New Mexico Wild Executive Director Mark Allison issued the following statement today in response to Governor Michelle Lujan Grisham issuing an executive order that commits the state to protecting 30% of its lands and waterways by the year 2030, joining a national movement known as the 30×30 climate resolution.
“The dire effects of an increasingly warmer planet are seen across New Mexico, as raging wildfires, severe droughts, and the loss of native plant and animal wildlife species becomes more common with each passing year,” said Mark Allison, New Mexico Wild Executive Director. “We know that designated wilderness areas and other protected public lands help mitigate the effects of climate change by capturing carbon and keeping natural ecosystems intact. Governor Lujan Grisham’s executive order is a recognition of the need to act now and puts New Mexico on the path to a more sustainable future.”
Former New Mexico Senator Tom Udall sponsored S. Res. 372, the initial federal resolution aimed at protecting 30% of the nation’s lands and oceans by 2030, with Senator Martin Heinrich co-sponsoring. Secretary of Interior Deb Haaland sponsored the 30×30 resolution in the House of Representatives during her tenure in Congress, and was instrumental in bringing the issue to the forefront nationally. Within weeks of assuming office, President Joe Biden issued an executive order committing the entire federal government to the same goals at a national level.
With the announcement of today’s executive order, New Mexico has joined other states like California in addressing the impacts of climate change locally.
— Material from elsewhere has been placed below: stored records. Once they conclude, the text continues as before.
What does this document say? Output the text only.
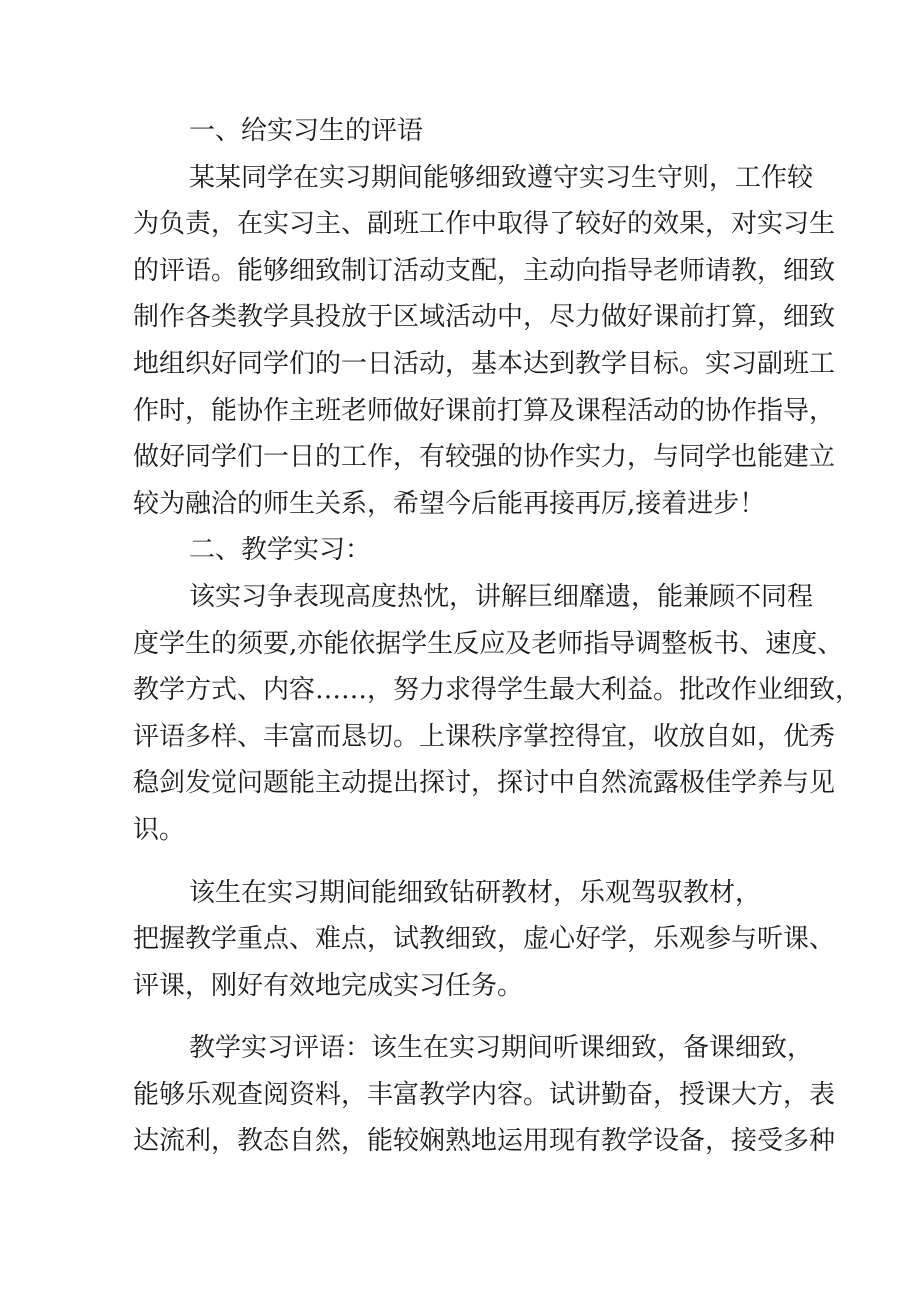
一、给实习生的评语
某某同学在实习期间能够细致遵守实习生守则，工作较
为负责，在实习主、副班工作中取得了较好的效果，对实习生
的评语。能够细致制订活动支配，主动向指导老师请教，细致
制作各类教学具投放于区域活动中，尽力做好课前打算，细致
地组织好同学们的一日活动，基本达到教学目标。实习副班工
作时，能协作主班老师做好课前打算及课程活动的协作指导，
做好同学们一日的工作，有较强的协作实力，与同学也能建立
较为融洽的师生关系，希望今后能再接再厉,接着进步！
二、教学实习：
该实习争表现高度热忱，讲解巨细靡遗，能兼顾不同程
度学生的须要,亦能依据学生反应及老师指导调整板书、速度、
教学方式、内容……，努力求得学生最大利益。批改作业细致，
评语多样、丰富而恳切。上课秩序掌控得宜，收放自如，优秀
稳剑发觉问题能主动提出探讨，探讨中自然流露极佳学养与见
识。
该生在实习期间能细致钻研教材，乐观驾驭教材，
把握教学重点、难点，试教细致，虚心好学，乐观参与听课、
评课，刚好有效地完成实习任务。
教学实习评语：该生在实习期间听课细致，备课细致，
能够乐观查阅资料，丰富教学内容。试讲勤奋，授课大方，表
达流利，教态自然，能较娴熟地运用现有教学设备，接受多种
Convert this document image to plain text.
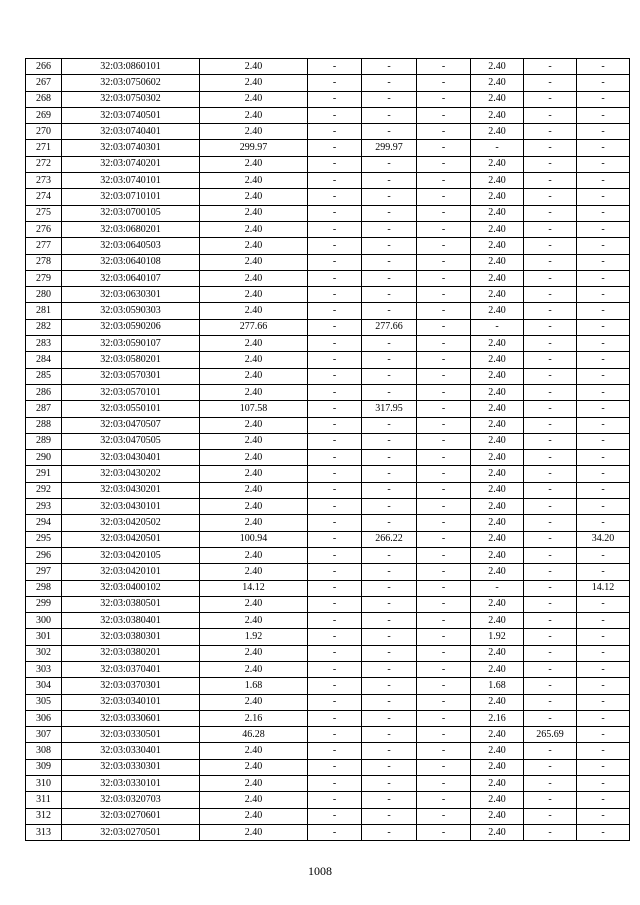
266	32:03:0860101	2.40	-	-	-	2.40	-	-
267	32:03:0750602	2.40	-	-	-	2.40	-	-
268	32:03:0750302	2.40	-	-	-	2.40	-	-
269	32:03:0740501	2.40	-	-	-	2.40	-	-
270	32:03:0740401	2.40	-	-	-	2.40	-	-
271	32:03:0740301	299.97	-	299.97	-	-	-	-
272	32:03:0740201	2.40	-	-	-	2.40	-	-
273	32:03:0740101	2.40	-	-	-	2.40	-	-
274	32:03:0710101	2.40	-	-	-	2.40	-	-
275	32:03:0700105	2.40	-	-	-	2.40	-	-
276	32:03:0680201	2.40	-	-	-	2.40	-	-
277	32:03:0640503	2.40	-	-	-	2.40	-	-
278	32:03:0640108	2.40	-	-	-	2.40	-	-
279	32:03:0640107	2.40	-	-	-	2.40	-	-
280	32:03:0630301	2.40	-	-	-	2.40	-	-
281	32:03:0590303	2.40	-	-	-	2.40	-	-
282	32:03:0590206	277.66	-	277.66	-	-	-	-
283	32:03:0590107	2.40	-	-	-	2.40	-	-
284	32:03:0580201	2.40	-	-	-	2.40	-	-
285	32:03:0570301	2.40	-	-	-	2.40	-	-
286	32:03:0570101	2.40	-	-	-	2.40	-	-
287	32:03:0550101	107.58	-	317.95	-	2.40	-	-
288	32:03:0470507	2.40	-	-	-	2.40	-	-
289	32:03:0470505	2.40	-	-	-	2.40	-	-
290	32:03:0430401	2.40	-	-	-	2.40	-	-
291	32:03:0430202	2.40	-	-	-	2.40	-	-
292	32:03:0430201	2.40	-	-	-	2.40	-	-
293	32:03:0430101	2.40	-	-	-	2.40	-	-
294	32:03:0420502	2.40	-	-	-	2.40	-	-
295	32:03:0420501	100.94	-	266.22	-	2.40	-	34.20
296	32:03:0420105	2.40	-	-	-	2.40	-	-
297	32:03:0420101	2.40	-	-	-	2.40	-	-
298	32:03:0400102	14.12	-	-	-	-	-	14.12
299	32:03:0380501	2.40	-	-	-	2.40	-	-
300	32:03:0380401	2.40	-	-	-	2.40	-	-
301	32:03:0380301	1.92	-	-	-	1.92	-	-
302	32:03:0380201	2.40	-	-	-	2.40	-	-
303	32:03:0370401	2.40	-	-	-	2.40	-	-
304	32:03:0370301	1.68	-	-	-	1.68	-	-
305	32:03:0340101	2.40	-	-	-	2.40	-	-
306	32:03:0330601	2.16	-	-	-	2.16	-	-
307	32:03:0330501	46.28	-	-	-	2.40	265.69	-
308	32:03:0330401	2.40	-	-	-	2.40	-	-
309	32:03:0330301	2.40	-	-	-	2.40	-	-
310	32:03:0330101	2.40	-	-	-	2.40	-	-
311	32:03:0320703	2.40	-	-	-	2.40	-	-
312	32:03:0270601	2.40	-	-	-	2.40	-	-
313	32:03:0270501	2.40	-	-	-	2.40	-	-
1008
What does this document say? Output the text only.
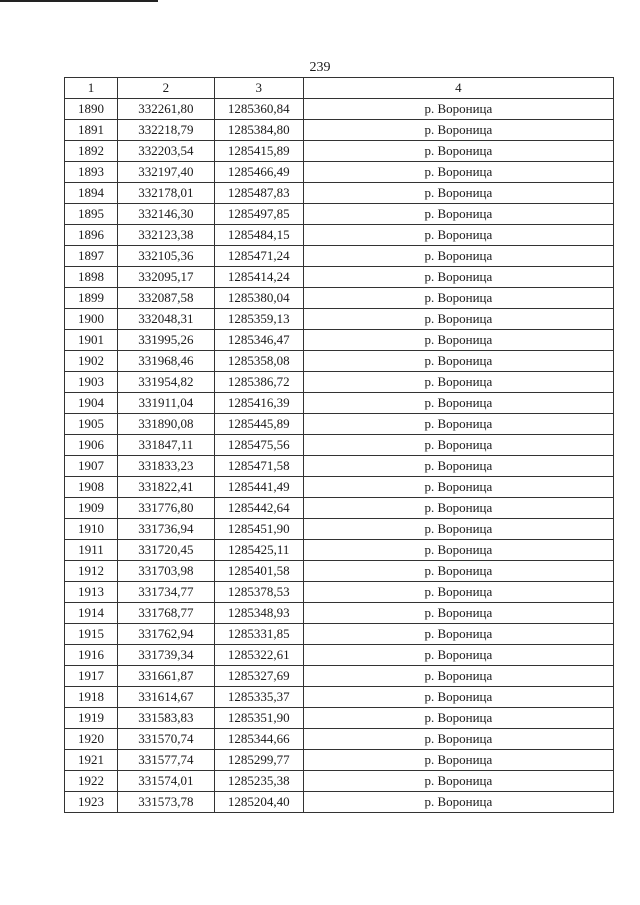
239
1	2	3	4
1890	332261,80	1285360,84	р. Вороница
1891	332218,79	1285384,80	р. Вороница
1892	332203,54	1285415,89	р. Вороница
1893	332197,40	1285466,49	р. Вороница
1894	332178,01	1285487,83	р. Вороница
1895	332146,30	1285497,85	р. Вороница
1896	332123,38	1285484,15	р. Вороница
1897	332105,36	1285471,24	р. Вороница
1898	332095,17	1285414,24	р. Вороница
1899	332087,58	1285380,04	р. Вороница
1900	332048,31	1285359,13	р. Вороница
1901	331995,26	1285346,47	р. Вороница
1902	331968,46	1285358,08	р. Вороница
1903	331954,82	1285386,72	р. Вороница
1904	331911,04	1285416,39	р. Вороница
1905	331890,08	1285445,89	р. Вороница
1906	331847,11	1285475,56	р. Вороница
1907	331833,23	1285471,58	р. Вороница
1908	331822,41	1285441,49	р. Вороница
1909	331776,80	1285442,64	р. Вороница
1910	331736,94	1285451,90	р. Вороница
1911	331720,45	1285425,11	р. Вороница
1912	331703,98	1285401,58	р. Вороница
1913	331734,77	1285378,53	р. Вороница
1914	331768,77	1285348,93	р. Вороница
1915	331762,94	1285331,85	р. Вороница
1916	331739,34	1285322,61	р. Вороница
1917	331661,87	1285327,69	р. Вороница
1918	331614,67	1285335,37	р. Вороница
1919	331583,83	1285351,90	р. Вороница
1920	331570,74	1285344,66	р. Вороница
1921	331577,74	1285299,77	р. Вороница
1922	331574,01	1285235,38	р. Вороница
1923	331573,78	1285204,40	р. Вороница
Added Allison: “Today’s commitment by Governor Lujan Grisham demonstrates the bold leadership that is absolutely essential in the face of the twin crises of climate change and mass species extinction. New Mexico is already suffering from the impacts of higher temperatures and chronic drought — and worse is sure to come. New Mexico is special for many reasons, not least our rich cultural and ecological diversity, and the celebration of, and our absolute dependence upon, our land, our desert rivers, and our mountain streams. This is the call to action of our age and at least as ambitious as the race to the moon. This effort, to be successful, must be driven by local communities, at the table from the very start, coming together to protect the lands and waters that they know and love best. We’re proud to be part of these conversations and efforts already happening throughout the state and we’re committed to supporting more, and more ambitious ones, as we collectively try to make up lost ground.”